Medically unexplained, mindfully explained
On empathy towards psychosomatic illness
Dr Raviteja Innamuri
Consultant Psychiatrist, Ananda Mind Care
Previously Assistant Professor of Psychiatry, CMC Vellore
It was a typical Monday morning. The OPD was brimming with patients. Doctors arrived slowly pretending to stretch off the laziness of the free Sunday evening, even if they didn’t have one. The automated machines announced the numbers one after another, streamlining the patients physically while their problems remain cluttered.
A 32 year old coal miner was brought to the CMC by his wife. His eyes carried visible distress and his suffering, palpable. His wife began by landing a huge pile of investigation reports and expressed her agony of the failed medical system – which couldn’t see the pain of her husband. Why did they refer us to a psychiatrist now? Does he look ‘mad’? Why don’t you admit that even you doctors at CMC can’t find out what the problem is instead of calling us crazy!!
I offered her a seat beside her husband and acknowledged her distress. I began to go through the pile of papers and remarked, “So, he has palpitations – could be a heart problem, headaches – brain problem, indigestion – stomach problem, body pains – muscle and bone problems. Hmm, as his entire body is affected, this looks like a really big problem.” I could visibly see from their expression that his problems had not even been acknowledged for a long time now. They eagerly looked on for me to continue. “But you see, if the problem is this big, affecting almost every part of the body, any simple test should have been able to pick up this dangerous disease, isn’t it.”. “But all the tests are normal!”, they exclaimed while the hope on their faces began to ooze out slowly, but I continued with my explanation.

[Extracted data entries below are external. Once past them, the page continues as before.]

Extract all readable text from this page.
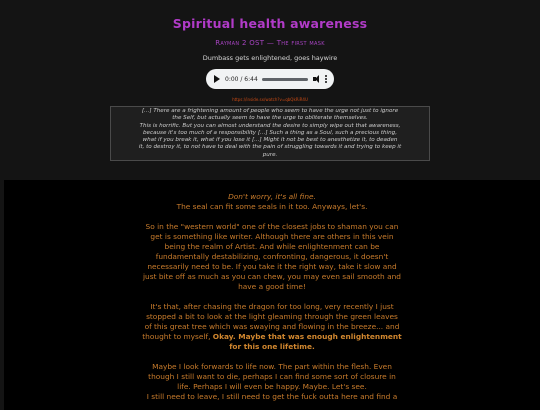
Spiritual health awareness
Rayman 2 OST — The first mask
Dumbass gets enlightened, goes haywire
0:00 / 6:44
https://inside.sx/watch?v=qbQkRiR4U
[...] There are a frightening amount of people who seem to have the urge not just to ignore
the Self, but actually seem to have the urge to obliterate themselves.
This is horrific. But you can almost understand the desire to simply wipe out that awareness,
because it's too much of a responsibility [...] Such a thing as a Soul, such a precious thing,
what if you break it, what if you lose it [...] Might it not be best to anesthetize it, to deaden
it, to destroy it, to not have to deal with the pain of struggling towards it and trying to keep it
pure.

Don't worry, it's all fine.

The seal can fit some seals in it too. Anyways, let's.

So in the "western world" one of the closest jobs to shaman you can

get is something like writer. Although there are others in this vein

being the realm of Artist. And while enlightenment can be

fundamentally destabilizing, confronting, dangerous, it doesn't

necessarily need to be. If you take it the right way, take it slow and

just bite off as much as you can chew, you may even sail smooth and

have a good time!

It's that, after chasing the dragon for too long, very recently I just

stopped a bit to look at the light gleaming through the green leaves

of this great tree which was swaying and flowing in the breeze... and

thought to myself, Okay. Maybe that was enough enlightenment

for this one lifetime.

Maybe I look forwards to life now. The part within the flesh. Even

though I still want to die, perhaps I can find some sort of closure in

life. Perhaps I will even be happy. Maybe. Let's see.

I still need to leave, I still need to get the fuck outta here and find a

“It is very clear that your husband has had a very rough time since the last 10 years beginning with the untimely death of his parents due to unknown health problems and later significant pressure at work that resulted in a lot of stress. Much like a rubber band stretched beyond its usual limit, the human body/mind also may lose its capacity to return to normal after repeated and prolonged stress”.
She stayed silent, trying to understand but still looking perplexed. “Okay, but why the pain? I accept that his mind is in pain but why is his body suffering?”, with a piercing look. I suddenly remembered what my professor said to me before my final MD exams – it’s easy to answer predictable questions with scribbles on those lifeless blank sheets of paper, what’s actually difficult is answering the difficult questions from your patients after graduation. I think he meant exactly these kinds of questions. I maintained my composure and replied in a calm voice. “The mind and the body share a close relationship. The distress of one can be expressed by another. Each of us experience this when we are tensed in our minds before an exam or an interview but our body shows- racing heart, butterflies in the stomach, sweating and wanting to pee!! “
She spoke for her husband again. “So, I get it. He was in a lot of stress and he began to experience pain symptoms around the same time. He was also worried if something would happen suddenly to him like his parents. But why this much pain? Pain that doesn’t allow him to function normally?!”

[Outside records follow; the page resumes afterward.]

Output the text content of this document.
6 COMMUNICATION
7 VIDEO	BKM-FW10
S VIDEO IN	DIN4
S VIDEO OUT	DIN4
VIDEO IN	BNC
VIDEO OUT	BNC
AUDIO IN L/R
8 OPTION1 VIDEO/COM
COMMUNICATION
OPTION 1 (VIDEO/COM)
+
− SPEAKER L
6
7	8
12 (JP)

I was glad I was beginning to make sense. “I understand. Can you notice the volume of my voice right now as I speak to you, but what would happen if I spoke the same into a mike? Everybody across the street will also be able to hear me. Similarly, it’s true that because of the anxiety he developed gastritis etc. but it looks like because of the state of his mind, these problems are being amplified and experienced like the body was speaking through a troubled mind/brain. While his pain is true, his suffering could not be explained by the general physician and that’s why the referral to us – the soul surgeons aka psychiatrists.” As I saw them sigh a relief, knowing fully well that my words have made a difference, I bend down in satisfaction to write my plan of management.

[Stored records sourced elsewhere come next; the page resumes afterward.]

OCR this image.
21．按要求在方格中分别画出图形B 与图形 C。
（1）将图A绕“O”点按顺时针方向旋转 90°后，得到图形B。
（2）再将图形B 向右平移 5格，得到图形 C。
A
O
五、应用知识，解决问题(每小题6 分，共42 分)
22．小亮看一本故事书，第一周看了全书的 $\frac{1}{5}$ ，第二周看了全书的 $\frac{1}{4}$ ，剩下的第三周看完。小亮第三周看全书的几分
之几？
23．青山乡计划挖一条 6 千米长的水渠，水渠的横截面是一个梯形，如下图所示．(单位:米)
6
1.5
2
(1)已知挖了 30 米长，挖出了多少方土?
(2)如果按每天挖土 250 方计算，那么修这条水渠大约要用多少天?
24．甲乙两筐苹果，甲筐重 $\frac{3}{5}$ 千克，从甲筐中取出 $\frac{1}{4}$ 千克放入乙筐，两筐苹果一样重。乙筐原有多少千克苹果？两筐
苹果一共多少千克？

With the rut of daily routine, the constant barrage of problems that we face, many of us thicken our skin to cope better. But I keep reminding myself what Dr Robert Twycross told me during our discussion on empathy and suffering at Oxford – “Remember doctor, let your shoulders broaden but do not allow your skin to thicken.” Because when we do allow our skin to thicken, we stop feeling the pain of our fellow human beings. And when we do, we lose the first reason to become healers.” All it takes is only a few words to make a difference, because, words can, what medicine can’t.